他们有一个 MapMaker,可以提供具有软/弱键和值的并发哈希映射的变体。
一个问题是弱/软密钥的相等性是同一性,这很烦人,但如果密钥是字符串,则可能不会太多。
我相信其他库也这样做(org.apache.commons.collections 但我从未使用过它们)。
Have you try google-collections?
They have a MapMaker that gives variations of concurrent hash maps with soft/weak keys and values.
One problem is that equality for Weak/Soft key is identity, which is annoying but maybe not too much if the key is a String.
Other libraries does that I believe (org.apache.commons.collections but I never used them).
Psssst...您正在重新创建 Terracotta 的分布式共享对象。 Terracotta 的内部结构看起来与此非常相似,尽管它们(在 DSO 中)依赖于在加载时使用字节码操作来拦截对字段的所有读取和写入,而在 Clojure 中则要容易得多。
如果您想查看 Terracotta 实现,请使用 ClientObjectManager (http://svn.terracotta.org/svn/tc/dso/trunk/code/base/dso-l1/src/com/tc/object/)是管理共享对象的主要客户端类。查看pojoToManaged并浏览TCObjectImpl中的一些相关代码。
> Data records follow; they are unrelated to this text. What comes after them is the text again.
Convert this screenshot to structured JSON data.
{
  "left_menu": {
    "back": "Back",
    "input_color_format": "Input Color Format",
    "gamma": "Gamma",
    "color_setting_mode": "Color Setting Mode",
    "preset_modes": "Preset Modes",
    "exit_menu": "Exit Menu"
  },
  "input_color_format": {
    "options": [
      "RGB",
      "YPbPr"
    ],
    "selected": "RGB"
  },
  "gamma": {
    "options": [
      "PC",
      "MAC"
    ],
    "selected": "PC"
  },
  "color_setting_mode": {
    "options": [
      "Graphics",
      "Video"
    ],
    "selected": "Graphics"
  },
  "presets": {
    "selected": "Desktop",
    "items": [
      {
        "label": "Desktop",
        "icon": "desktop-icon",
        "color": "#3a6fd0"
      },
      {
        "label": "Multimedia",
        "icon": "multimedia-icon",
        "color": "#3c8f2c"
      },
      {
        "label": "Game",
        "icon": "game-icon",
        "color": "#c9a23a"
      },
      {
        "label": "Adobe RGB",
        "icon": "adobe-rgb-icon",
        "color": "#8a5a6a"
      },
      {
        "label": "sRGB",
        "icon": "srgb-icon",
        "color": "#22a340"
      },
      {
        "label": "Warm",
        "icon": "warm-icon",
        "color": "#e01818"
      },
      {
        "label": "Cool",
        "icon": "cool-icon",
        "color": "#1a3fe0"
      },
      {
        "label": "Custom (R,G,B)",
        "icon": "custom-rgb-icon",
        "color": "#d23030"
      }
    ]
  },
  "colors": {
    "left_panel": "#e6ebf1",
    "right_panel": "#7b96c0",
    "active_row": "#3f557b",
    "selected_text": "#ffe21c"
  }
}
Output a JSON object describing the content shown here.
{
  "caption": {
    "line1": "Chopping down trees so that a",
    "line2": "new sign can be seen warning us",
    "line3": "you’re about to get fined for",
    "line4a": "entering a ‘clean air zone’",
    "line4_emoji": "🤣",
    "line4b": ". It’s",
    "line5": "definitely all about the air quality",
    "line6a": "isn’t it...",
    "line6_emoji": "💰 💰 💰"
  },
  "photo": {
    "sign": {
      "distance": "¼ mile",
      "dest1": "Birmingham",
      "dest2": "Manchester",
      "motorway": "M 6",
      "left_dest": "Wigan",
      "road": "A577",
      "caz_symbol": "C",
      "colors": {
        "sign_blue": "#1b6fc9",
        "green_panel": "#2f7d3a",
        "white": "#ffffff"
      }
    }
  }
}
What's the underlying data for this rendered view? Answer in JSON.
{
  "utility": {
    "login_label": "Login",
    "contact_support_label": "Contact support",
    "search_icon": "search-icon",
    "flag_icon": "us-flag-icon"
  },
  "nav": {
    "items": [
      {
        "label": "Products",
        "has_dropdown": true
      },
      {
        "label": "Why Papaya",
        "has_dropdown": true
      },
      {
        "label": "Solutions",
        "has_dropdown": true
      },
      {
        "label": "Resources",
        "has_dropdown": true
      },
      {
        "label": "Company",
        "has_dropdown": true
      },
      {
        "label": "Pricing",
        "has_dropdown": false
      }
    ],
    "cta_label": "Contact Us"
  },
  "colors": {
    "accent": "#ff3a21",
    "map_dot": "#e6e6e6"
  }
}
1,2) 您可能会找到 Bob Lee 的演讲 虚拟机中的幽灵 有帮助 - 这是我找到的此类内容的最佳参考。 SoftReferences 和 GC(以及终结器)可能有点棘手。
3)谷歌未捕获的异常处理程序...
Psssst....you're recreating Terracotta's distributed shared objects. The internals of Terracotta look very similar to this, although they rely (in DSO) on using bytecode manipulation at load time to intercept all reads and writes to a field whereas in Clojure it's quite a bit easier.
If you want to look at the Terracotta implementation, the ClientObjectManager (http://svn.terracotta.org/svn/tc/dso/trunk/code/base/dso-l1/src/com/tc/object/) is the main client-side class that manages shared objects. Check out the pojoToManaged and look through some of the related code in TCObjectImpl.
1,2) You might find Bob Lee's talk The Ghost in the Virtual Machine to be helpful - it's the best reference I've found for this kind of stuff. SoftReferences and GC (and finalizers) can be kind of tricky.
3) Google for uncaught exception handlers...
简单的答案可能只是一个
Collections.SynchronizedMap(new WeakHashMap())
- 尽管这本身并不能为您提供线程安全的迭代。1) 您可以自己实现
Map
,并委托给ConcurrentHashMap; >
。您可以将SoftReferences
放入ReferenceQueue
中,并使用守护线程从地图中删除引用,或者仅在之前/之后检查您的ReferenceQueue
每个操作(或每个第 n 个操作等)。2)GC只会清空你的引用——你不必担心它会破坏你的地图,所以那里没有线程问题。
3)您可以看看AWT-EventQueue是如何管理的。但是:
- 你的守护进程线程可能足够简单,不会抛出意外的异常
- 如果你担心它,你可以将守护进程线程的核心内容包装在其中,
除非你收到错误(在这种情况下,你会永远运行)有更大的问题。)
The easy answer is probably just a
Collections.SynchronizedMap(new WeakHashMap())
- though that doesn't give you thread-safe iteration by itself.1) You could implement
Map<K, V>
yourself, and delegate to aConcurrentHashMap<K, SoftReference<V> >
. You can place yourSoftReferences
in aReferenceQueue
, and either use a daemon thread to remove references from your map or just check yourReferenceQueue
before/after each operation (or each nth operation, etc).2) The GC will only null out your references - you don't have to worry about it mucking with your map, so no threading concerns there.
3) You could look at how the AWT-EventQueue is managed. But:
-your daemon thread will probably be simple enough to not throw unexpected exceptions
-if you're concerned about it, you could wrap the meat of your daemon thread in
which will run forever unless you get an Error (in which case you've got bigger issues.)